Il avait un air d’adieux, ce dernier concert de tournée de Marek Janowski devant l’orchestre de la radio de Berlin. Le public genevois, que le chef a fréquenté pendant sept ans à la tête de l’OSR jusqu’en 2012, n’a pas voulu le laisser partir sans un dernier «encore». Après la 8e Symphonie de Beethoven et les cinquante minutes intenses de la 3e Symphonie de Bruckner (la «Wagner»), Janowski n’a pas résisté. Il a offert le Prélude du 3e acte des Maîtres chanteurs de Wagner, avec son bouleversant thème du Wahn, dont le motif de la Profonde Emotion puise au tréfonds de l’âme.

Ce bis à la tonalité crépusculaire arrivait après deux compositeurs que le chef a défendus à l’OSR de façon parfois éblouissante. On n’a donc pas pu s’empêcher de fouiller dans le passé et de s’adonner à l’exercice des comparaisons. Qu’en ressort-il?

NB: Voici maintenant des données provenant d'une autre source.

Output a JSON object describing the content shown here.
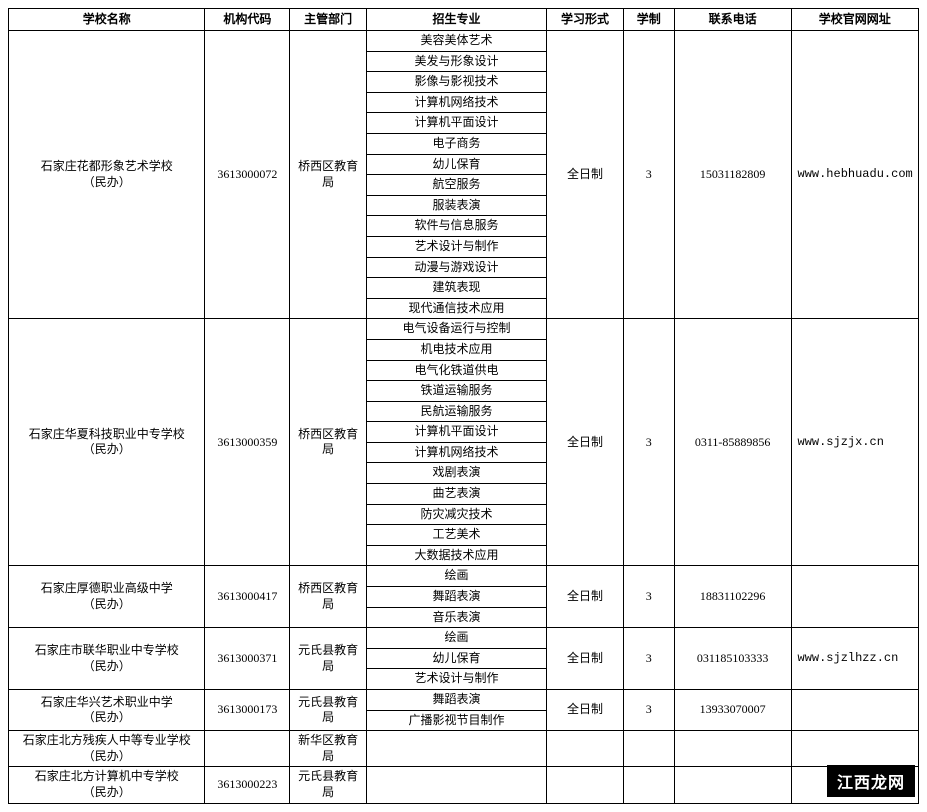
{
  "headers": {
    "name": "学校名称",
    "code": "机构代码",
    "dept": "主管部门",
    "major": "招生专业",
    "study": "学习形式",
    "years": "学制",
    "phone": "联系电话",
    "web": "学校官网网址"
  },
  "watermark": "江西龙网",
  "schools": [
    {
      "name": "石家庄花都形象艺术学校\n（民办）",
      "code": "3613000072",
      "dept": "桥西区教育局",
      "study": "全日制",
      "years": "3",
      "phone": "15031182809",
      "web": "www.hebhuadu.com",
      "majors": [
        "美容美体艺术",
        "美发与形象设计",
        "影像与影视技术",
        "计算机网络技术",
        "计算机平面设计",
        "电子商务",
        "幼儿保育",
        "航空服务",
        "服装表演",
        "软件与信息服务",
        "艺术设计与制作",
        "动漫与游戏设计",
        "建筑表现",
        "现代通信技术应用"
      ]
    },
    {
      "name": "石家庄华夏科技职业中专学校\n（民办）",
      "code": "3613000359",
      "dept": "桥西区教育局",
      "study": "全日制",
      "years": "3",
      "phone": "0311-85889856",
      "web": "www.sjzjx.cn",
      "majors": [
        "电气设备运行与控制",
        "机电技术应用",
        "电气化铁道供电",
        "铁道运输服务",
        "民航运输服务",
        "计算机平面设计",
        "计算机网络技术",
        "戏剧表演",
        "曲艺表演",
        "防灾减灾技术",
        "工艺美术",
        "大数据技术应用"
      ]
    },
    {
      "name": "石家庄厚德职业高级中学\n（民办）",
      "code": "3613000417",
      "dept": "桥西区教育局",
      "study": "全日制",
      "years": "3",
      "phone": "18831102296",
      "web": "",
      "majors": [
        "绘画",
        "舞蹈表演",
        "音乐表演"
      ]
    },
    {
      "name": "石家庄市联华职业中专学校\n（民办）",
      "code": "3613000371",
      "dept": "元氏县教育局",
      "study": "全日制",
      "years": "3",
      "phone": "031185103333",
      "web": "www.sjzlhzz.cn",
      "majors": [
        "绘画",
        "幼儿保育",
        "艺术设计与制作"
      ]
    },
    {
      "name": "石家庄华兴艺术职业中学\n（民办）",
      "code": "3613000173",
      "dept": "元氏县教育局",
      "study": "全日制",
      "years": "3",
      "phone": "13933070007",
      "web": "",
      "majors": [
        "舞蹈表演",
        "广播影视节目制作"
      ]
    },
    {
      "name": "石家庄北方残疾人中等专业学校\n（民办）",
      "code": "",
      "dept": "新华区教育局",
      "study": "",
      "years": "",
      "phone": "",
      "web": "",
      "majors": [
        ""
      ]
    },
    {
      "name": "石家庄北方计算机中专学校\n（民办）",
      "code": "3613000223",
      "dept": "元氏县教育局",
      "study": "",
      "years": "",
      "phone": "",
      "web": "",
      "majors": [
        ""
      ]
    }
  ]
}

Il est chez lui dans le monde de Bruckner

Que décidément, Marek Janowski est chez lui en brucknérie. Et que l’intégrale qu’il a laissée à l’OSR confirme bien son tempérament de grand constructeur symphonique. L’art du mouvement dans l’immobilité n’est pas donné à tout le monde. Janowski le possède à un degré supérieur. Avec un sens exemplaire de la structure, de la dilatation sonore, de la rupture abrupte de ton et de la volte-face affective. Le tout assorti d’une avancée et d’un déploiement dynamique qui semblent sans limites.

Quelle différence avec l’orchestre romand? D’un côté, la discipline berlinoise et la compacité des pupitres libère des élans tranchants sur une vision parfois aveuglante de clarté dans Bruckner. De l’autre, il y manque une forme de la sentimentalité genevoise plus arrondie, et de miroitements plus attendris des couleurs. Mais dans les deux cas, la même puissance de souffle soulève la monumentalité de la partition.

Quelques flottements chez Beethoven

Du côté de Beethoven, par contre, la faiblesse des cors et quelques flottements surprenants entre les pupitres ont déstabilisé la prestation de musiciens qui semblaient peiner à s’adapter à l’acoustique résonnante du Victoria Hall. Et le ton du chef est apparu par trop cassant.

Mais peut-être Marek Janowski, aussi rigoureux et dur puisse-t-il parfois être, a-t-il été touché par le fait retrouver cette salle longuement pratiquée avec l’OSR, auquel il avait fini par s’attacher? Ce concert de Migros Classics, donné en exclusivité genevoise, a en tout cas révélé des interprétations et des sentiments d’une grande force, tant sur scène que dans la salle.